Since it was obvious that she was fast working herself into a state of considerable agitation, it was perhaps fortunate that the entrance of Miss Farlow acted as an effectual stop to any further animadversions on the character of Mr Oliver Carleton. Miss Farlow’s demeanour informed her employer that she was deeply wounded, but determined to bear the slight cast upon her with Christian resignation. Nothing could have exceeded her civility to Lucilla, which was so punctilious as almost to crush that ebullient young lady; and the manner in which she listened to whatever Annis said, and instantly agreed with it, was so servile that an impartial observer might well have supposed her to be the slave of a tyrannical mistress. But just as Annis, exasperated beyond endurance by these tactics, was on the point of losing her temper, Mr Elmore was announced, creating a welcome diversion.

He was looking decidedly out of temper, and, with only a glowering glance at Lucilla, devoted himself to the task of apologizing to his hostess for presenting himself in topboots and breeches: a social solecism which plainly lacerated all his finer feelings. In vain did Miss Wychwood beg him not to give the matter a thought, and draw his attention to her own morning-dress: nothing would do for him but to explain the circumstances which had compelled him to appear before her looking, as he termed it, like a dashed shabrag. “Owing to the haste in which I was obliged to set out on the journey I had no time to pack up my gear, ma’am,” he said. “I can only beg your forgiveness for being so improperly dressed! And also for being, I fear, so late in coming here! I was detained by the necessity of providing myself with additional funds, what little blunt I had in my pockets having been exhausted by the time I reached Bath!”

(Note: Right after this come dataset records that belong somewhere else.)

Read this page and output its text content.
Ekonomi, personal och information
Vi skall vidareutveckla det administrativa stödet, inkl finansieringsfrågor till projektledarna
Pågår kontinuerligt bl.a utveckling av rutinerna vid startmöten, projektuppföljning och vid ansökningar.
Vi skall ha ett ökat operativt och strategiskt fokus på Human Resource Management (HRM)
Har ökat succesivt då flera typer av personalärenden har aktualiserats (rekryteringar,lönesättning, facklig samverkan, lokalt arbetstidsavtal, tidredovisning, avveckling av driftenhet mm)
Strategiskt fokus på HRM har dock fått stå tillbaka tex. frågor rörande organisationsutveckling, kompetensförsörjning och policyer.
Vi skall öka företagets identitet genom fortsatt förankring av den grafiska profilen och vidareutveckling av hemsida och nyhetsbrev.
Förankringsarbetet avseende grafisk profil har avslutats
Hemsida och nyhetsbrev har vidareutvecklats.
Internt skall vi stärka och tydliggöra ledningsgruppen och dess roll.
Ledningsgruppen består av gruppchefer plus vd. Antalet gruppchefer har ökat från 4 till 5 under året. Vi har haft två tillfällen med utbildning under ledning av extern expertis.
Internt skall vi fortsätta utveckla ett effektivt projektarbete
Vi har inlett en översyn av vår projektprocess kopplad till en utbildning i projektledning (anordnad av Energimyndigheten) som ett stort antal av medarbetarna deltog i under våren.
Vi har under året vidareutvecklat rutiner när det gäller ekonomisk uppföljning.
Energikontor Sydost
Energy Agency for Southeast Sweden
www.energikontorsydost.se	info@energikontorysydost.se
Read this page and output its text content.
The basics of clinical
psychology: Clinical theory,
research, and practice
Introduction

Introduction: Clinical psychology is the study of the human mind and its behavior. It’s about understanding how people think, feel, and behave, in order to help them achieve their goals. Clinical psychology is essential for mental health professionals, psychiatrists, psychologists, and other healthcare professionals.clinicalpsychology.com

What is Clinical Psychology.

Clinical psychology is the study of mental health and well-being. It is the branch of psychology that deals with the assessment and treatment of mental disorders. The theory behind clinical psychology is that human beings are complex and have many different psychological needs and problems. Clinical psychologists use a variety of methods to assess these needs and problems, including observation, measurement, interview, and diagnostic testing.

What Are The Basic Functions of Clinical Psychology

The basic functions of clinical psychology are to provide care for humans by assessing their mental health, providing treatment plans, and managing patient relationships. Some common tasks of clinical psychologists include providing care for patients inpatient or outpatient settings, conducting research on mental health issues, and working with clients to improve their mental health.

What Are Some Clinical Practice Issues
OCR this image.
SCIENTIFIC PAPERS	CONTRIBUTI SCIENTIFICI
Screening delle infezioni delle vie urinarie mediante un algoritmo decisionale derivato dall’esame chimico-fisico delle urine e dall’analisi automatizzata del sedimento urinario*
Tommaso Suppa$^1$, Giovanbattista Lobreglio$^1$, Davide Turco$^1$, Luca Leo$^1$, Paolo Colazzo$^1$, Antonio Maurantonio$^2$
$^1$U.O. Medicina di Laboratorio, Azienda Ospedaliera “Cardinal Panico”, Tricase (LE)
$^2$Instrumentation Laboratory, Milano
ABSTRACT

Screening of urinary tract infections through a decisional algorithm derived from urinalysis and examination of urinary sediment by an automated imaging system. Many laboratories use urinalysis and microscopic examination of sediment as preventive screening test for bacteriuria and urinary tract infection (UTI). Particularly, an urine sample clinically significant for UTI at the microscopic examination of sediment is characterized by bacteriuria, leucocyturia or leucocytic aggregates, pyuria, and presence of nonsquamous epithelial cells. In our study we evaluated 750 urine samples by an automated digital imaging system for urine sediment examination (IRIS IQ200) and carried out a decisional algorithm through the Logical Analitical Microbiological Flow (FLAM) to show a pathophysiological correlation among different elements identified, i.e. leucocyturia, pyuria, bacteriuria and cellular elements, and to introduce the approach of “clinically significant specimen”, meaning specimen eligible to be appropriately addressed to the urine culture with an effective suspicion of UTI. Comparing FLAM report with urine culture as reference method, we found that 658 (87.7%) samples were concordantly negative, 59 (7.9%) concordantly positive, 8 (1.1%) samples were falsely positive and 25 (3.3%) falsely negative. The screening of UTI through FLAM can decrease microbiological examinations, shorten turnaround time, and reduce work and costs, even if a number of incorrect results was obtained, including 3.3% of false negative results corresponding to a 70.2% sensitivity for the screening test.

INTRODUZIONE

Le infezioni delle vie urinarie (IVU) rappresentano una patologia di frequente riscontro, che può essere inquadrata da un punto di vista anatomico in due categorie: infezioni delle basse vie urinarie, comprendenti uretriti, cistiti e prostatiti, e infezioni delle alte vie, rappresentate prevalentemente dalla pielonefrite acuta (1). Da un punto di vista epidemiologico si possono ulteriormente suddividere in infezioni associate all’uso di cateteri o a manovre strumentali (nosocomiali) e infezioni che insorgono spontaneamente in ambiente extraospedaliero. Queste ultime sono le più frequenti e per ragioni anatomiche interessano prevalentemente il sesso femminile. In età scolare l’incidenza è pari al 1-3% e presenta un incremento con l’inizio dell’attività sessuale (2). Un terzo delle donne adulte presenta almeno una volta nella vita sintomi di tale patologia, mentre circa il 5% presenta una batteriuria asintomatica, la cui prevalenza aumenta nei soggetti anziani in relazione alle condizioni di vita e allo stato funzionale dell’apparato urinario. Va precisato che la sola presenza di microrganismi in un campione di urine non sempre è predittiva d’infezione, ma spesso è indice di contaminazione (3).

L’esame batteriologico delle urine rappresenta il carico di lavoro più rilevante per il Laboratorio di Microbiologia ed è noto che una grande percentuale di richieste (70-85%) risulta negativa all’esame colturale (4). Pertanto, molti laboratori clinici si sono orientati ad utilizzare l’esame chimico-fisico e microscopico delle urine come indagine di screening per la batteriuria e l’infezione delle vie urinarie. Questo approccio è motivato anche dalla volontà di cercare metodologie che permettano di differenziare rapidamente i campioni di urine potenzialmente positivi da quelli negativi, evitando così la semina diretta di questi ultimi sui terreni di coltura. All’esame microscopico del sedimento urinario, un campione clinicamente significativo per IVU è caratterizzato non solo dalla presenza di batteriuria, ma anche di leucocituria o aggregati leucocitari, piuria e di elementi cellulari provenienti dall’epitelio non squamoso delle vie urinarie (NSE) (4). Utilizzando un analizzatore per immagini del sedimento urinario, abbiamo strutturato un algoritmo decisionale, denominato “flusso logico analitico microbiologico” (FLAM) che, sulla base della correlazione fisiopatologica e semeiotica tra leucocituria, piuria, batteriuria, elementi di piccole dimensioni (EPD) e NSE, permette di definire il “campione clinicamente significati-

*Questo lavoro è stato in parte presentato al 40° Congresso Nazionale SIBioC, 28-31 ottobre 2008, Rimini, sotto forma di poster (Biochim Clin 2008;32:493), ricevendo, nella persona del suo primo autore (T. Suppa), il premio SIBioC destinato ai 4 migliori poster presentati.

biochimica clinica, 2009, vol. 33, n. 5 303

“I knew it was wrong of me to have deserted you!” cried Lucilla remorsefully. “I am so very sorry, Ninian, but why didn’t you tell me you were brought to a standstill? I have plenty of money, and if only you had asked me for it I would have given you my purse!”

Revolted, Mr Elmore was understood to say that he was not, he thanked God, reduced to such straits as that. He had laid his watch on the shelf, which was bad enough, but better than breaking the shins of his childhood’s friend. These mysterious words left his listeners at a loss, so he was obliged to explain that he had pawned his watch, which he considered to be preferable to borrowing money from Lucilla. Miss Farlow said that such sentiments did him honour; but his childhood’s friend said roundly that it was just the sort of nonsensical notion he would take into his head; and Miss Wychwood was obliged to intervene hastily to prevent a lively quarrel between them. Miss Farlow, who, whatever her opinion might be of girls who ran away from their homes and insinuated themselves into the good graces of complete strangers, had (like many elderly spinsters) a soft spot for a personable young man, encouraged him to unburden himself of his several grievances, and lavished so much sympathy on him that by the time the dinner-bell was heard he was in a fair way to forgetting the humiliating experiences he had undergone, and was able to make a hearty meal, washed down with the excellent claret with which Sir Geoffrey kept his sister provided. At which point Miss Wychwood ventured to ask him whether he meant to remain in Bath, or to return to his anxious parents.